A report by U.S. democracy watchdog Freedom House on Wednesday highlighted democratic concerns in Poland and Hungary, both of which have challenged EU provisions on rule of law that were conditions for their membership in the first place.
“I am very worried about the future of Europe,” said Luis Garciano, a liberal Spanish Member of the European Parliament.
“Europe cannot work if national constitutional courts decide unilaterally when the Luxembourg court has primacy. Expect Hungary’s and Poland’s constitutional courts to follow this precedent,” he said.
Kaleta did not specify in his statement whether Warsaw would take specific action as a result of the ruling, only noting that it was “relevant” for Poland.
Some EU-watchers are starting to wonder whether the outcome of the clash between the highest courts in Germany’s and the EU could ultimately require the EU to rewrite the rules on which its whole power structures are based – a process that would throw open a Pandora’s Box of conflicting visions.
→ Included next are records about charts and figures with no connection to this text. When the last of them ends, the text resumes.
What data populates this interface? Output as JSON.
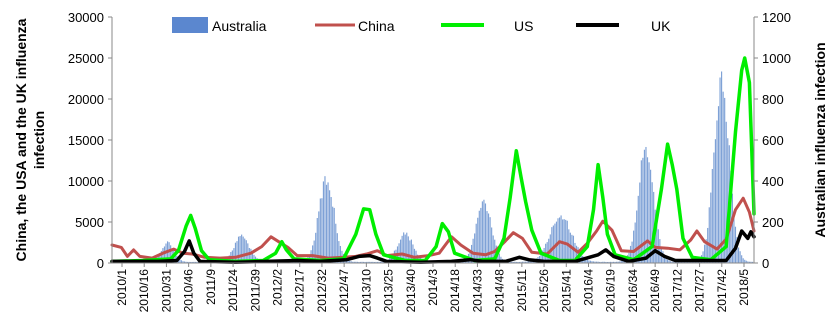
{
  "chart_data": {
    "type": "bar+line",
    "x_tick_labels": [
      "2010/1",
      "2010/16",
      "2010/31",
      "2010/46",
      "2011/9",
      "2011/24",
      "2011/39",
      "2012/2",
      "2012/17",
      "2012/32",
      "2012/47",
      "2013/10",
      "2013/25",
      "2013/40",
      "2014/3",
      "2014/18",
      "2014/33",
      "2014/48",
      "2015/11",
      "2015/26",
      "2015/41",
      "2016/4",
      "2016/19",
      "2016/34",
      "2016/49",
      "2017/12",
      "2017/27",
      "2017/42",
      "2018/5"
    ],
    "left_axis": {
      "label": "China, the USA and the UK influenza infection",
      "ylim": [
        0,
        30000
      ],
      "ticks": [
        0,
        5000,
        10000,
        15000,
        20000,
        25000,
        30000
      ]
    },
    "right_axis": {
      "label": "Australian influenza infection",
      "ylim": [
        0,
        1200
      ],
      "ticks": [
        0,
        200,
        400,
        600,
        800,
        1000,
        1200
      ]
    },
    "legend": [
      {
        "name": "Australia",
        "color": "#4472c4",
        "kind": "bar"
      },
      {
        "name": "China",
        "color": "#c0504d",
        "kind": "line"
      },
      {
        "name": "US",
        "color": "#00ee00",
        "kind": "line"
      },
      {
        "name": "UK",
        "color": "#000000",
        "kind": "line"
      }
    ],
    "series": [
      {
        "name": "Australia",
        "axis": "right",
        "kind": "bar",
        "color": "#7ea1d6",
        "peaks": [
          {
            "week": 36,
            "value": 100,
            "width": 4
          },
          {
            "week": 84,
            "value": 135,
            "width": 5
          },
          {
            "week": 139,
            "value": 440,
            "width": 5
          },
          {
            "week": 190,
            "value": 150,
            "width": 5
          },
          {
            "week": 241,
            "value": 320,
            "width": 5
          },
          {
            "week": 291,
            "value": 250,
            "width": 7
          },
          {
            "week": 346,
            "value": 610,
            "width": 5
          },
          {
            "week": 395,
            "value": 960,
            "width": 5
          }
        ]
      },
      {
        "name": "China",
        "axis": "left",
        "kind": "line",
        "color": "#c0504d",
        "points": [
          [
            0,
            2200
          ],
          [
            6,
            1900
          ],
          [
            10,
            800
          ],
          [
            14,
            1600
          ],
          [
            18,
            800
          ],
          [
            26,
            600
          ],
          [
            33,
            1200
          ],
          [
            40,
            1700
          ],
          [
            46,
            1200
          ],
          [
            52,
            1100
          ],
          [
            60,
            700
          ],
          [
            70,
            600
          ],
          [
            80,
            700
          ],
          [
            90,
            1200
          ],
          [
            97,
            2000
          ],
          [
            103,
            3200
          ],
          [
            108,
            2600
          ],
          [
            114,
            1900
          ],
          [
            120,
            900
          ],
          [
            130,
            900
          ],
          [
            140,
            600
          ],
          [
            150,
            700
          ],
          [
            158,
            800
          ],
          [
            165,
            1100
          ],
          [
            172,
            1500
          ],
          [
            178,
            900
          ],
          [
            188,
            1100
          ],
          [
            196,
            700
          ],
          [
            205,
            900
          ],
          [
            212,
            1200
          ],
          [
            216,
            2200
          ],
          [
            220,
            3200
          ],
          [
            226,
            2200
          ],
          [
            234,
            1200
          ],
          [
            242,
            1000
          ],
          [
            248,
            1400
          ],
          [
            255,
            2700
          ],
          [
            260,
            3700
          ],
          [
            266,
            3000
          ],
          [
            272,
            1300
          ],
          [
            282,
            1100
          ],
          [
            290,
            2600
          ],
          [
            295,
            2300
          ],
          [
            302,
            1300
          ],
          [
            308,
            2400
          ],
          [
            314,
            3900
          ],
          [
            318,
            5100
          ],
          [
            324,
            4000
          ],
          [
            330,
            1500
          ],
          [
            338,
            1400
          ],
          [
            347,
            2700
          ],
          [
            352,
            1900
          ],
          [
            360,
            1800
          ],
          [
            368,
            1600
          ],
          [
            375,
            2800
          ],
          [
            379,
            3900
          ],
          [
            384,
            2600
          ],
          [
            392,
            1700
          ],
          [
            398,
            2900
          ],
          [
            404,
            6500
          ],
          [
            409,
            7900
          ],
          [
            413,
            6200
          ],
          [
            416,
            3900
          ]
        ]
      },
      {
        "name": "US",
        "axis": "left",
        "kind": "line",
        "color": "#00ee00",
        "points": [
          [
            0,
            200
          ],
          [
            20,
            300
          ],
          [
            38,
            500
          ],
          [
            43,
            1500
          ],
          [
            48,
            4500
          ],
          [
            51,
            5800
          ],
          [
            54,
            4200
          ],
          [
            58,
            1500
          ],
          [
            63,
            400
          ],
          [
            80,
            200
          ],
          [
            98,
            300
          ],
          [
            106,
            1200
          ],
          [
            110,
            2600
          ],
          [
            113,
            1600
          ],
          [
            118,
            500
          ],
          [
            135,
            300
          ],
          [
            150,
            500
          ],
          [
            158,
            3500
          ],
          [
            163,
            6600
          ],
          [
            167,
            6500
          ],
          [
            171,
            3500
          ],
          [
            176,
            1000
          ],
          [
            190,
            300
          ],
          [
            203,
            300
          ],
          [
            210,
            2000
          ],
          [
            214,
            4800
          ],
          [
            218,
            3800
          ],
          [
            222,
            1200
          ],
          [
            235,
            300
          ],
          [
            248,
            500
          ],
          [
            254,
            3000
          ],
          [
            258,
            8000
          ],
          [
            262,
            13700
          ],
          [
            265,
            10500
          ],
          [
            268,
            7500
          ],
          [
            272,
            4000
          ],
          [
            278,
            1200
          ],
          [
            290,
            300
          ],
          [
            300,
            300
          ],
          [
            308,
            2000
          ],
          [
            312,
            6500
          ],
          [
            315,
            12000
          ],
          [
            318,
            8000
          ],
          [
            321,
            3500
          ],
          [
            326,
            1000
          ],
          [
            338,
            400
          ],
          [
            350,
            2000
          ],
          [
            356,
            9000
          ],
          [
            360,
            14500
          ],
          [
            363,
            12000
          ],
          [
            366,
            9000
          ],
          [
            370,
            3000
          ],
          [
            376,
            700
          ],
          [
            388,
            400
          ],
          [
            398,
            2000
          ],
          [
            404,
            16000
          ],
          [
            408,
            23500
          ],
          [
            410,
            25000
          ],
          [
            413,
            22000
          ],
          [
            416,
            6000
          ]
        ]
      },
      {
        "name": "UK",
        "axis": "left",
        "kind": "line",
        "color": "#000000",
        "points": [
          [
            0,
            200
          ],
          [
            30,
            200
          ],
          [
            42,
            300
          ],
          [
            47,
            1400
          ],
          [
            50,
            2700
          ],
          [
            53,
            1200
          ],
          [
            57,
            200
          ],
          [
            80,
            100
          ],
          [
            100,
            200
          ],
          [
            120,
            300
          ],
          [
            135,
            200
          ],
          [
            152,
            400
          ],
          [
            160,
            800
          ],
          [
            167,
            900
          ],
          [
            172,
            600
          ],
          [
            178,
            200
          ],
          [
            200,
            100
          ],
          [
            220,
            200
          ],
          [
            232,
            400
          ],
          [
            240,
            200
          ],
          [
            255,
            200
          ],
          [
            264,
            700
          ],
          [
            270,
            400
          ],
          [
            280,
            200
          ],
          [
            300,
            200
          ],
          [
            315,
            1000
          ],
          [
            320,
            1600
          ],
          [
            325,
            800
          ],
          [
            335,
            200
          ],
          [
            346,
            600
          ],
          [
            352,
            1500
          ],
          [
            358,
            800
          ],
          [
            365,
            300
          ],
          [
            380,
            300
          ],
          [
            398,
            300
          ],
          [
            404,
            1800
          ],
          [
            408,
            3900
          ],
          [
            412,
            3000
          ],
          [
            414,
            3800
          ],
          [
            416,
            3200
          ]
        ]
      }
    ]
  }
}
“The German Court is telling the European Court that, in a matter which none of the two have expertise in, the ECJ was completely wrong and did its work in an irresponsible way,” said Carsten Brzeski, a Frankfurt-based economist for ING bank.
“This seems to be legal language for: we hear what you say but we disagree and therefore do everything to disagree. Means that actually there is no other way than rewriting the European Treaties.”